ОБЛАСТНОЙ КОНКУРС КОМПОЗИТОРОВ

Начало в 16.00

    Я равнодушно пробежал эти строчки глазами и уже собрался было уходить, но меня привлекло слово "конкурс". Так как делать мне все равно было нечего, а на конкурсе, как мне показалось, должно было быть весело, я отправился в сторону филармонии. До четырех была уйма времени, поэтому я не торопился, а шел довольно медленно и поглядывал по сторонам. Солнце, еще утром прятавшееся в тучи, слепило глаза. Мне было тепло и хорошо от мысли, что жизнь не закончилась, нет, вот она - кипит, крутится, бежит, обгоняя меня.
    А люди вокруг и в самом деле бежали, да что бежали - неслись. "И куда им всем, зачем им всем спешить, ведь можно просто остановиться и посмотреть, какой сегодня выдался хороший день,"- думал я, глядя на них.
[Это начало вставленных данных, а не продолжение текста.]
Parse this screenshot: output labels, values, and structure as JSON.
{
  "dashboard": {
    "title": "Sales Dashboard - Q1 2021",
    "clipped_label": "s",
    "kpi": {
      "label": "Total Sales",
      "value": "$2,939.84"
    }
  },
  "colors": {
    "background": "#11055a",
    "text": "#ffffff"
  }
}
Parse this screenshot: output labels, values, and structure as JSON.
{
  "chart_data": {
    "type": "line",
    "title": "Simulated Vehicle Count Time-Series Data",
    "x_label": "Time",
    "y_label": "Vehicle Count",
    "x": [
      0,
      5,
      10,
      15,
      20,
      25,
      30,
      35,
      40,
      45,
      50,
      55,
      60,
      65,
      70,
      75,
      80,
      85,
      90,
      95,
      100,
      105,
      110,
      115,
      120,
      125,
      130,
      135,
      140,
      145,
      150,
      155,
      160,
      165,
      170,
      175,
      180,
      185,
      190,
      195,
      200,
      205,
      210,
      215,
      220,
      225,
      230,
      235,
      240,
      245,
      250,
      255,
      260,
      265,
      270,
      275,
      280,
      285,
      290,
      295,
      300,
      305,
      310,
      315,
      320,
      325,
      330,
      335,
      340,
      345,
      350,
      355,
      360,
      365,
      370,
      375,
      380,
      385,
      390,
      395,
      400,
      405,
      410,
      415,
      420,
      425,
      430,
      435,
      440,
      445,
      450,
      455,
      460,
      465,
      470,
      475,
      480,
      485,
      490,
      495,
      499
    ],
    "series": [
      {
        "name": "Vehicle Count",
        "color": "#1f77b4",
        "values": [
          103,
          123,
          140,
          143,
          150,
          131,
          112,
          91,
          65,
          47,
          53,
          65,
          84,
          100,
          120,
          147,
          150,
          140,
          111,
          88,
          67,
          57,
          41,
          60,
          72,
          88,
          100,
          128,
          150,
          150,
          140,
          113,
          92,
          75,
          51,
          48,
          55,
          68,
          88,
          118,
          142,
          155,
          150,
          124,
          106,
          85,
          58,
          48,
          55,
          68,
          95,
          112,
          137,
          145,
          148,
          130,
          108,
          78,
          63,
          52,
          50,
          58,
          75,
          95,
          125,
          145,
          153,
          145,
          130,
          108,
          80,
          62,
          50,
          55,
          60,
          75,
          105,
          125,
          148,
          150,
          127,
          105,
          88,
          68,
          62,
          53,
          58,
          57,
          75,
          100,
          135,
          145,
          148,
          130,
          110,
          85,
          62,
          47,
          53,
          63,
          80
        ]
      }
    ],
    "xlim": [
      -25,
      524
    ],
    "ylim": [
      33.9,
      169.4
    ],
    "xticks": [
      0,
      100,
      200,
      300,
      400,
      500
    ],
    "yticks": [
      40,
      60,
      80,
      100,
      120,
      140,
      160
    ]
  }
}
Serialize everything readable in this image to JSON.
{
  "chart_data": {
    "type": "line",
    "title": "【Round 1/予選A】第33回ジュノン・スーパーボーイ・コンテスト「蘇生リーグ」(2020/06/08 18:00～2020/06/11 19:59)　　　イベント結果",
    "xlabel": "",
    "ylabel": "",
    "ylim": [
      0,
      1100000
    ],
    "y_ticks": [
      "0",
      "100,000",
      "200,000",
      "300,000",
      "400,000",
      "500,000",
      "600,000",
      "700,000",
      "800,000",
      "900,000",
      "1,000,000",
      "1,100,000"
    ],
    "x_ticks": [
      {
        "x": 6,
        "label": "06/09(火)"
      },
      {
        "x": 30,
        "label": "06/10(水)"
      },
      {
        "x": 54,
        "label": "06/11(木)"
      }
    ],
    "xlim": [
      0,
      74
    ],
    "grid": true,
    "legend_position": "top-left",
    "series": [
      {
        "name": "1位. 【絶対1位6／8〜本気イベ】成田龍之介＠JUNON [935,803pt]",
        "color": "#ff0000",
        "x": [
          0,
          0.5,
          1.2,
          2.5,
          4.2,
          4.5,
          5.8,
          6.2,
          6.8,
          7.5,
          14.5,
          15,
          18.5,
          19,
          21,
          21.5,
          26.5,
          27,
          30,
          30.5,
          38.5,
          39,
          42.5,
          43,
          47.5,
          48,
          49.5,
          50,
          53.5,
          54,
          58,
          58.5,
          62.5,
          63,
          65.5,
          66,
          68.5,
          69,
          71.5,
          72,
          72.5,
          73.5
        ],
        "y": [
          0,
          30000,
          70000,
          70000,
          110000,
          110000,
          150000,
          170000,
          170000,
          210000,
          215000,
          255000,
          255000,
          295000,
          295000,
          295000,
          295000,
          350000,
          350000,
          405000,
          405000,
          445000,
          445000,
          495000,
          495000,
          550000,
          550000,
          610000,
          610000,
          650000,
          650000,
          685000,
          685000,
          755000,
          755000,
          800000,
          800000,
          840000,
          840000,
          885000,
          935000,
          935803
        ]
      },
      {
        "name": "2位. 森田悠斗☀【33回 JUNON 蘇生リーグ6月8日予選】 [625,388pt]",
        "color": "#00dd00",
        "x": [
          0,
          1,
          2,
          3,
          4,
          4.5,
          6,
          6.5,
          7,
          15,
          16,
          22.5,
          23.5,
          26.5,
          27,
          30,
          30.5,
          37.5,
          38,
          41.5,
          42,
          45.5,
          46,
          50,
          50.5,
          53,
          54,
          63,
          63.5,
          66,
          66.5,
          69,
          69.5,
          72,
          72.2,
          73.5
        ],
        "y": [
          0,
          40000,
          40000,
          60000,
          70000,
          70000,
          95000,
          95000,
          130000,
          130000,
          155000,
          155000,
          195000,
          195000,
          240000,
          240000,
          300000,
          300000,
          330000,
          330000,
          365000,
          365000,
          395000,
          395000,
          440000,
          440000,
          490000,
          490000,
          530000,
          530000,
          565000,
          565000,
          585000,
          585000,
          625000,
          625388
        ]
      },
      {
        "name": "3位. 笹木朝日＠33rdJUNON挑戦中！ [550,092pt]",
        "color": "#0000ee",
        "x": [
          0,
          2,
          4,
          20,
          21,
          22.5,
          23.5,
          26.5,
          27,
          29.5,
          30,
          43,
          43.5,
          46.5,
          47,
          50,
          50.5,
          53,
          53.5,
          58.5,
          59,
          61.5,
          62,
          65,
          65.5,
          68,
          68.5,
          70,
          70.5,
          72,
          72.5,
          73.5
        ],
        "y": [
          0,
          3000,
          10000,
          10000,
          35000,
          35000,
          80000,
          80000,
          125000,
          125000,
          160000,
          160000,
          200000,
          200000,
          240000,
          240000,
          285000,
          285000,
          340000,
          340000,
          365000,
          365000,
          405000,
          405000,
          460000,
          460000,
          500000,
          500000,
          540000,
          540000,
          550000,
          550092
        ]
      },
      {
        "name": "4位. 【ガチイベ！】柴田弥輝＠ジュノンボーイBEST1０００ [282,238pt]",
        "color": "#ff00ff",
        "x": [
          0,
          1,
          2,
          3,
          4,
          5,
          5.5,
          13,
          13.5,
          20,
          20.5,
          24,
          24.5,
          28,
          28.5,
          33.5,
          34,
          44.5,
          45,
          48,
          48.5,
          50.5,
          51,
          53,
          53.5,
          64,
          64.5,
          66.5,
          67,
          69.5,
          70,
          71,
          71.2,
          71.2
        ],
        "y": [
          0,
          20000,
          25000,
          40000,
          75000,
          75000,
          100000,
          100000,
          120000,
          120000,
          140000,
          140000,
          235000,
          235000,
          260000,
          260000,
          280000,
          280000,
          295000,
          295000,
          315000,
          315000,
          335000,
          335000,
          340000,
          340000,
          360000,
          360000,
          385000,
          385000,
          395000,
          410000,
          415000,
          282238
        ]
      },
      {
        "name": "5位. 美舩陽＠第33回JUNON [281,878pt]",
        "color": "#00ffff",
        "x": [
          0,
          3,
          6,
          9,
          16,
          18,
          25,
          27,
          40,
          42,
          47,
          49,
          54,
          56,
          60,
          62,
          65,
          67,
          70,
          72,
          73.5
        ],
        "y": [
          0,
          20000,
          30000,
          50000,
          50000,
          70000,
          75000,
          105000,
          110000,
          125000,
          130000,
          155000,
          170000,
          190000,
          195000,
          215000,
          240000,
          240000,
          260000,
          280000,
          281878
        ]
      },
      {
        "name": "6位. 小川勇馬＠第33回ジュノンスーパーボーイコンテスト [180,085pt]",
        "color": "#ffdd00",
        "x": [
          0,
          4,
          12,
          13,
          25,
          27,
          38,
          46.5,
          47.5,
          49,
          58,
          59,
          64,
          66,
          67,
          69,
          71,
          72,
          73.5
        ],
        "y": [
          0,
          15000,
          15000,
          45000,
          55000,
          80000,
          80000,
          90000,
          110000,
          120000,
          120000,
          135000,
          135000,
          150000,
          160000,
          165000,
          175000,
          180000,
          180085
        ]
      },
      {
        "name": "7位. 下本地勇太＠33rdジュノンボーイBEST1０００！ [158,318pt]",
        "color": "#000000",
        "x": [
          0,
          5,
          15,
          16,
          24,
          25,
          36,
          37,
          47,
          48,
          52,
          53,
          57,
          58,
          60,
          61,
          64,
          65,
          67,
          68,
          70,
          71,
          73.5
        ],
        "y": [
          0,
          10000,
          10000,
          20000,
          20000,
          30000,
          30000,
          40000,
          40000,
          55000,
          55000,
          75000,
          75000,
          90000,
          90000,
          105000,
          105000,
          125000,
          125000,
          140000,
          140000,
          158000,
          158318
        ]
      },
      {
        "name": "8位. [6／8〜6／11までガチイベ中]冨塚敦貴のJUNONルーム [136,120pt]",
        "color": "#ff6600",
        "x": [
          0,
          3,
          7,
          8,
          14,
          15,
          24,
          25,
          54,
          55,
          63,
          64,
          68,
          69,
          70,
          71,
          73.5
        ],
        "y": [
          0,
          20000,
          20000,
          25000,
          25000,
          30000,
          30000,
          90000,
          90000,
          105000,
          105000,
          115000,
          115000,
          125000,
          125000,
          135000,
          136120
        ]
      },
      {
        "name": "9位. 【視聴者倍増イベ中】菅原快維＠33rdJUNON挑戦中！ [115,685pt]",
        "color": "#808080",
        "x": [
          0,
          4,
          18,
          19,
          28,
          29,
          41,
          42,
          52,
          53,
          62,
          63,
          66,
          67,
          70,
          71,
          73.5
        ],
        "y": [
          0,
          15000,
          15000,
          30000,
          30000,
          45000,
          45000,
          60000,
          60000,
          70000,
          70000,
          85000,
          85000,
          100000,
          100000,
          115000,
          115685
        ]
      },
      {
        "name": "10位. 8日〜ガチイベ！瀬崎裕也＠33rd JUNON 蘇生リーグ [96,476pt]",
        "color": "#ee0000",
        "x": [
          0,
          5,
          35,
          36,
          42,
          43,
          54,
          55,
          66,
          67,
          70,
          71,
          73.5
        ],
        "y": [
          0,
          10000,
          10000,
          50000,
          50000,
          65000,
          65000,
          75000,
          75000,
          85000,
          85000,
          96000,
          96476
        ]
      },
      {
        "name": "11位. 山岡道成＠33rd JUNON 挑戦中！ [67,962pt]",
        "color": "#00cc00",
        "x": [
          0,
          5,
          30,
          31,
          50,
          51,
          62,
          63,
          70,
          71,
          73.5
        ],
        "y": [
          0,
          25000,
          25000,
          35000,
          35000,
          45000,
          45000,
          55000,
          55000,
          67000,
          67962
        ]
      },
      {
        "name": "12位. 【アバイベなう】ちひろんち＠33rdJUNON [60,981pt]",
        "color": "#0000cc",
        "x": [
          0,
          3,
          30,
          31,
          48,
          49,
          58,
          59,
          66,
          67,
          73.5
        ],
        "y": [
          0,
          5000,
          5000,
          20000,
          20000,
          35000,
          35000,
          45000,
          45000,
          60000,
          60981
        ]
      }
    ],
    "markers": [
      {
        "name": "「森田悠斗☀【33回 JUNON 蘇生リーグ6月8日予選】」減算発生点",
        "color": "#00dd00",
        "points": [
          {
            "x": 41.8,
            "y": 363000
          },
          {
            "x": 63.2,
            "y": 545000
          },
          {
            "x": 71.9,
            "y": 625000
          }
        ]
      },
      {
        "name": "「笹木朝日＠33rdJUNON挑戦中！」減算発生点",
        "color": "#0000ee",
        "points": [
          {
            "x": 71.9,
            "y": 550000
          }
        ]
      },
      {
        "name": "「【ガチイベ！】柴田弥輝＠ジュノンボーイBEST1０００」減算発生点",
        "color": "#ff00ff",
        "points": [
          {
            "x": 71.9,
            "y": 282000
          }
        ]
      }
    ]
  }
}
Но только я сам остановился, как меня буквально снес молодой человек с огромной сумкой, прокричавший что-то вроде "Пропустите, я опаздываю!" Видимо, это молодой папаша, да еще, наверное, студент. Вот так и летит она, жизнь - не успеешь родиться, а уже куда-то спешить надо, не успеешь отучиться, а уже у самого ребеночек дома вякает. А потом смотришь - и уже сидишь с палочкой на скамейке в садике и думаешь - куда жизнь-то делась, на что истратилась! Ради кого, ради чего все?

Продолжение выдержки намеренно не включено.